12 września ruszył proces siedmiu osób, w tym Jaruzelskiego, Czesława Kiszczaka i Stanisława Kani. Nie przeszkodziła temu nieobecność Kiszczaka, którą sąd uznał za nieusprawiedliwioną.

Jaruzelski jest oskarżony o kierowanie związkiem przestępczym o charakterze zbrojnym, mającym na celu popełnianie przestępstw - za co grozi do 10 lat więzienia. Drugi zarzut to podżeganie Rady Państwa do przekroczenia uprawnień przez uchwalenie dekretów o stanie wojennym wbrew ówczesnej konstytucji.

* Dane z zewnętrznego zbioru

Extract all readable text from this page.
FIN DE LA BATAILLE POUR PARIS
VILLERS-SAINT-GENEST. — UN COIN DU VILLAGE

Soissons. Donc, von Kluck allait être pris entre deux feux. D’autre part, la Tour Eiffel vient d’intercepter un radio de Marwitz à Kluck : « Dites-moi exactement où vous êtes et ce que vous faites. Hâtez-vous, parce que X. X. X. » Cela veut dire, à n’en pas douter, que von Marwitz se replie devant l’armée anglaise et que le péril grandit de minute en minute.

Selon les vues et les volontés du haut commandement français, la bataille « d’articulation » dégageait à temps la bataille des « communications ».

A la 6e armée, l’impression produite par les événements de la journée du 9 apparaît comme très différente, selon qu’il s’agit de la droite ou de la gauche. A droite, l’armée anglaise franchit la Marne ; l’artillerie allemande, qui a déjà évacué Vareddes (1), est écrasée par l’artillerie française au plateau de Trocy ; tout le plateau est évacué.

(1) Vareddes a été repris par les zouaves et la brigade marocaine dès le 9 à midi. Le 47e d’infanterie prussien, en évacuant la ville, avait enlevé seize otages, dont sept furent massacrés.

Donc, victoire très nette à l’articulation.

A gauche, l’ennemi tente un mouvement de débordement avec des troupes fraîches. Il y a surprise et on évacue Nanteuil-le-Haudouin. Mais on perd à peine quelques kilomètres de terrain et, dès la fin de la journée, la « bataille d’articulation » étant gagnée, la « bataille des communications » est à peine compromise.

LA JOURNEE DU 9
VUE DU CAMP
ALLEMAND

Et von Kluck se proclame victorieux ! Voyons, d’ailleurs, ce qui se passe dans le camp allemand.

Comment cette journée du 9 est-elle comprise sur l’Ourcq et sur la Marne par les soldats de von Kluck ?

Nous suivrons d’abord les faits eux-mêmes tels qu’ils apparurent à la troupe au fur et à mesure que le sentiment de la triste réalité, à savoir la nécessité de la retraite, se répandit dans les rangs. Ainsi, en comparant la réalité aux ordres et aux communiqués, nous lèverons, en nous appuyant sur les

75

W 2006 r., gdy IPN stawiał Jaruzelskiemu zarzuty, odrzucał je i mówił, że liczy, iż niezawisły sąd będzie potrafił ocenić bolesną prawdę. Zapewniał wiele razy, że zależy mu na szybkim procesie. Od dawna powtarza, że stan wojenny był ocaleniem kraju przed katastrofą.

W kwietniu 2007 r. pion śledczy IPN w Katowicach skierował akt oskarżenia wobec 9 osób - członków władz PRL, członków utworzonej w nocy z 12 na 13 grudnia 1981 r. WRON oraz Rady Państwa PRL (która formalnie wprowadziła stan wojenny i wydała odpowiednie dekrety). Główni oskarżeni to Jaruzelski, 82-letni gen. Kiszczak - członek WRON i ówczesny szef MSW oraz 80-letni Kania, były już wtedy I sekretarz KC PZPR.

Postawione im zarzuty - które przedawnią się w 2020 r. - dotyczące kierowania i udziału w związku przestępczym o charakterze zbrojnym, mającym na celu popełnianie przestępstw oraz przekroczenia uprawnień. Podsądni odrzucają zarzuty. Twierdzą, że nie popełnili przestępstwa, bo działali w stanie tzw. wyższej konieczności wobec groźby sowieckiej interwencji.

W grudniu 1981 r. nie było groźby takiej interwencji, a państwa Układu Warszawskiego uznały, że sprawa leży w wyłącznej gestii władz PRL - mówił prok. IPN Piotr Piątek przed sądem.

Wyznaczenie terminu procesu stało się możliwe po tym, jak w czerwcu Sąd Apelacyjny w Warszawie uchylił decyzję sądu okręgowego, który w maju na wniosek obrony zwrócił sprawę IPN dla uzupełnienia istotnych braków śledztwa.

Stan wojenny miał zdławić NSZZ "Solidarność" i zapewnić utrzymanie władzy przez partię komunistyczną. Jego autorzy uzasadniali to niebezpieczeństwem - ich zdaniem - przejęcia władzy przez "Solidarność". Stan wojenny miał być "mniejszym złem" wobec rzekomej groźby interwencji wojsk radzieckich. Historycy odrzucają dziś tę tezę, uważając, że dla PZPR stan wojenny nie był alternatywą dla interwencji.